Most side effects may improve after radiation ends. Ask your doctor about what to expect.
It is an uncommon treatment for vaginal cancer. You can take chemo medicines intravenously or orally. Topical chemotherapy is helpful for squamous cell vaginal cancer. The drugs spread through the body via the blood. Chemo is divided into cycles or rounds. After every cycle of treatment, there is rest time. Chemo is helpful if cancer has spread outside the vagina.
The common side effects are fatigue, body pain, infection, numbness, and hair loss. These side effects go away after chemo treatment ends. If you have side effects, discuss them with your doctor.
It is helpful for certain types of vaginal cancer. These drugs majorly affect cancer cells and rarely normal cells. The drugs move inside the cancer cells and block particular proteins or enzymes that nourish cancer cells.
Delayed wound healing, bleeding, high blood pressure, and kidney ailments are the common side effects. Ask your doctor if any complications arise.
What are the other treatment options?
The other treatment options may or may not be standard medical treatments. These treatments include vitamins, herbs, and diets. Talk to your doctor about other treatment options.

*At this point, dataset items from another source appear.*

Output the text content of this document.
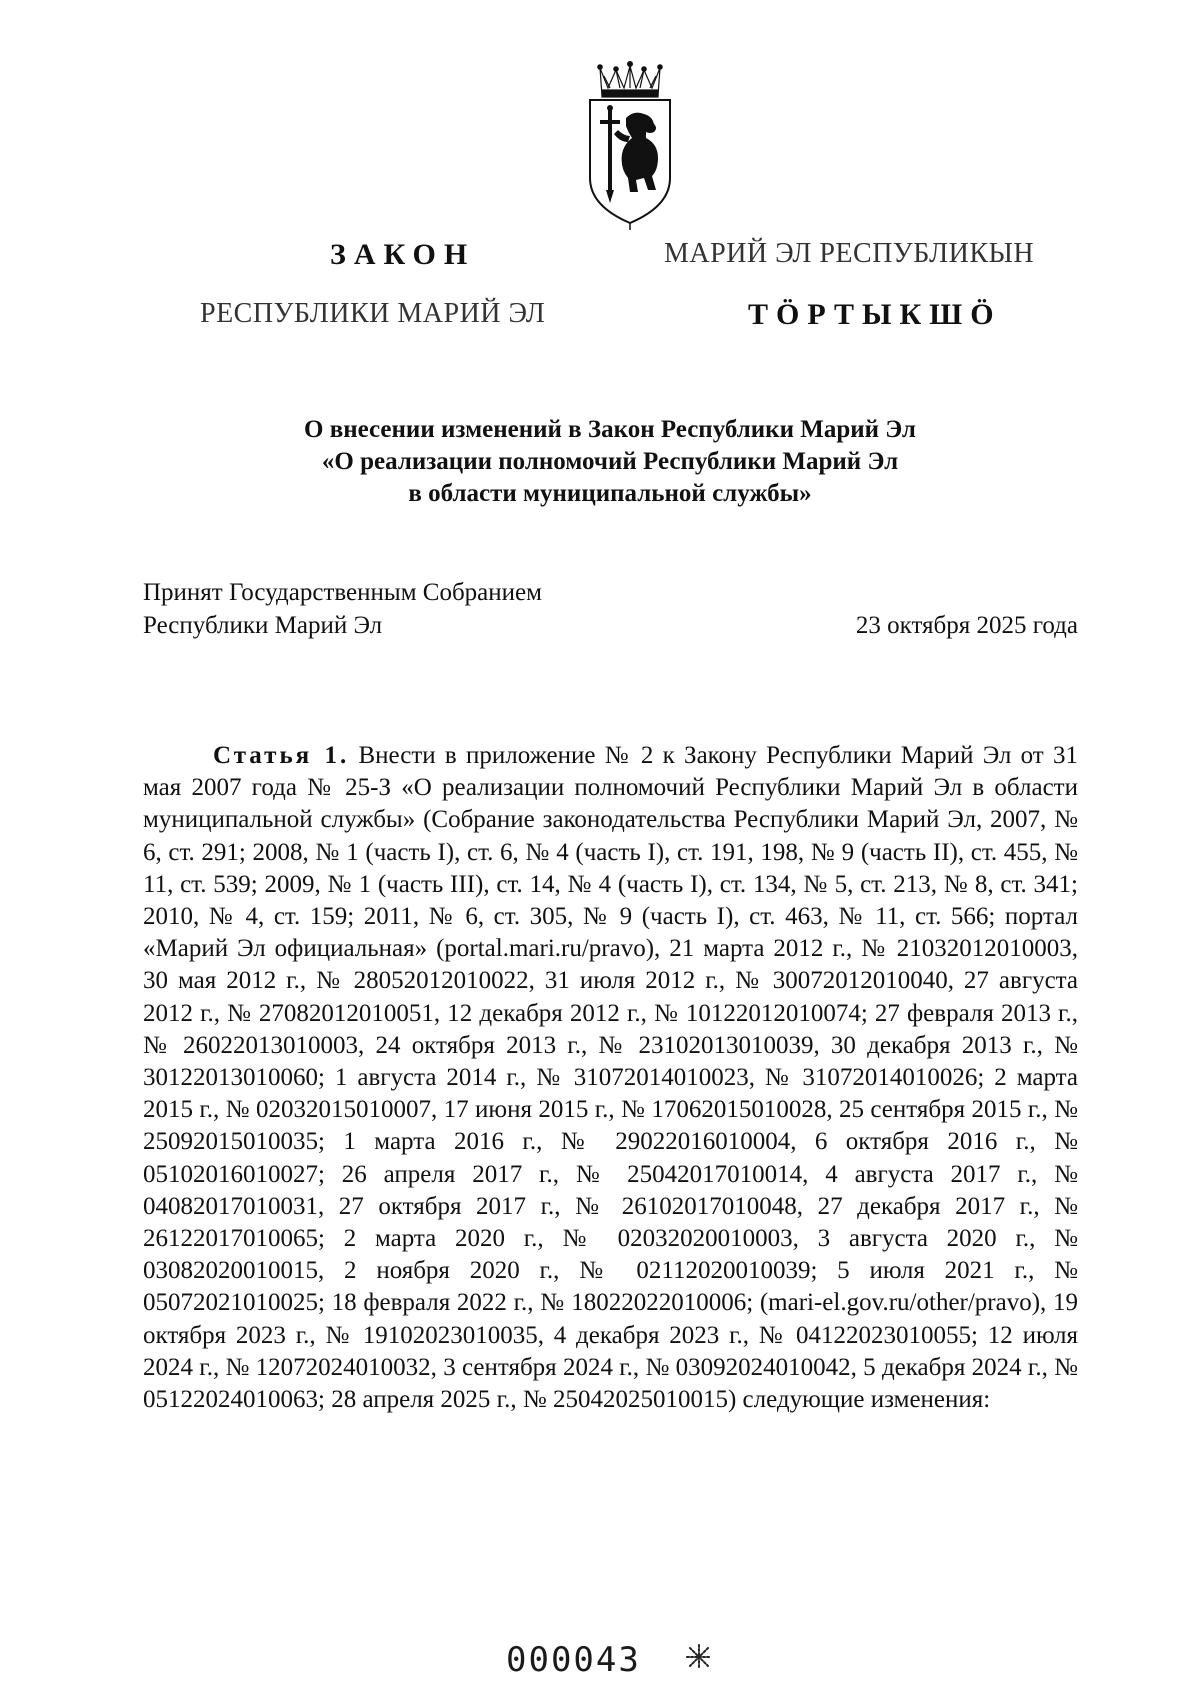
ЗАКОН
РЕСПУБЛИКИ МАРИЙ ЭЛ
МАРИЙ ЭЛ РЕСПУБЛИКЫН
ТӦРТЫКШӦ
О внесении изменений в Закон Республики Марий Эл
«О реализации полномочий Республики Марий Эл
в области муниципальной службы»
Принят Государственным Собранием
Республики Марий Эл	23 октября 2025 года
Статья 1. Внести в приложение № 2 к Закону Республики Марий Эл от 31 мая 2007 года № 25-З «О реализации полномочий Республики Марий Эл в области муниципальной службы» (Собрание законодательства Республики Марий Эл, 2007, № 6, ст. 291; 2008, № 1 (часть I), ст. 6, № 4 (часть I), ст. 191, 198, № 9 (часть II), ст. 455, № 11, ст. 539; 2009, № 1 (часть III), ст. 14, № 4 (часть I), ст. 134, № 5, ст. 213, № 8, ст. 341; 2010, № 4, ст. 159; 2011, № 6, ст. 305, № 9 (часть I), ст. 463, № 11, ст. 566; портал «Марий Эл официальная» (portal.mari.ru/pravo), 21 марта 2012 г., № 21032012010003, 30 мая 2012 г., № 28052012010022, 31 июля 2012 г., № 30072012010040, 27 августа 2012 г., № 27082012010051, 12 декабря 2012 г., № 10122012010074; 27 февраля 2013 г., № 26022013010003, 24 октября 2013 г., № 23102013010039, 30 декабря 2013 г., № 30122013010060; 1 августа 2014 г., № 31072014010023, № 31072014010026; 2 марта 2015 г., № 02032015010007, 17 июня 2015 г., № 17062015010028, 25 сентября 2015 г., № 25092015010035; 1 марта 2016 г., № 29022016010004, 6 октября 2016 г., № 05102016010027; 26 апреля 2017 г., № 25042017010014, 4 августа 2017 г., № 04082017010031, 27 октября 2017 г., № 26102017010048, 27 декабря 2017 г., № 26122017010065; 2 марта 2020 г., № 02032020010003, 3 августа 2020 г., № 03082020010015, 2 ноября 2020 г., № 02112020010039; 5 июля 2021 г., № 05072021010025; 18 февраля 2022 г., № 18022022010006; (mari-el.gov.ru/other/pravo), 19 октября 2023 г., № 19102023010035, 4 декабря 2023 г., № 04122023010055; 12 июля 2024 г., № 12072024010032, 3 сентября 2024 г., № 03092024010042, 5 декабря 2024 г., № 05122024010063; 28 апреля 2025 г., № 25042025010015) следующие изменения:
000043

What to expect after treatment?
You may have fear of cancer recurrence. Visit your doctor every three months after the treatment ends. Do not skip follow-up visits. Your doctors will ask you about new symptoms. A physical examination and diagnostic tests may help to check recurrence.
For the first year, the follow-up visits may be every three months. After the first year, follow-up visits might be every six months, and then at once a year after five years.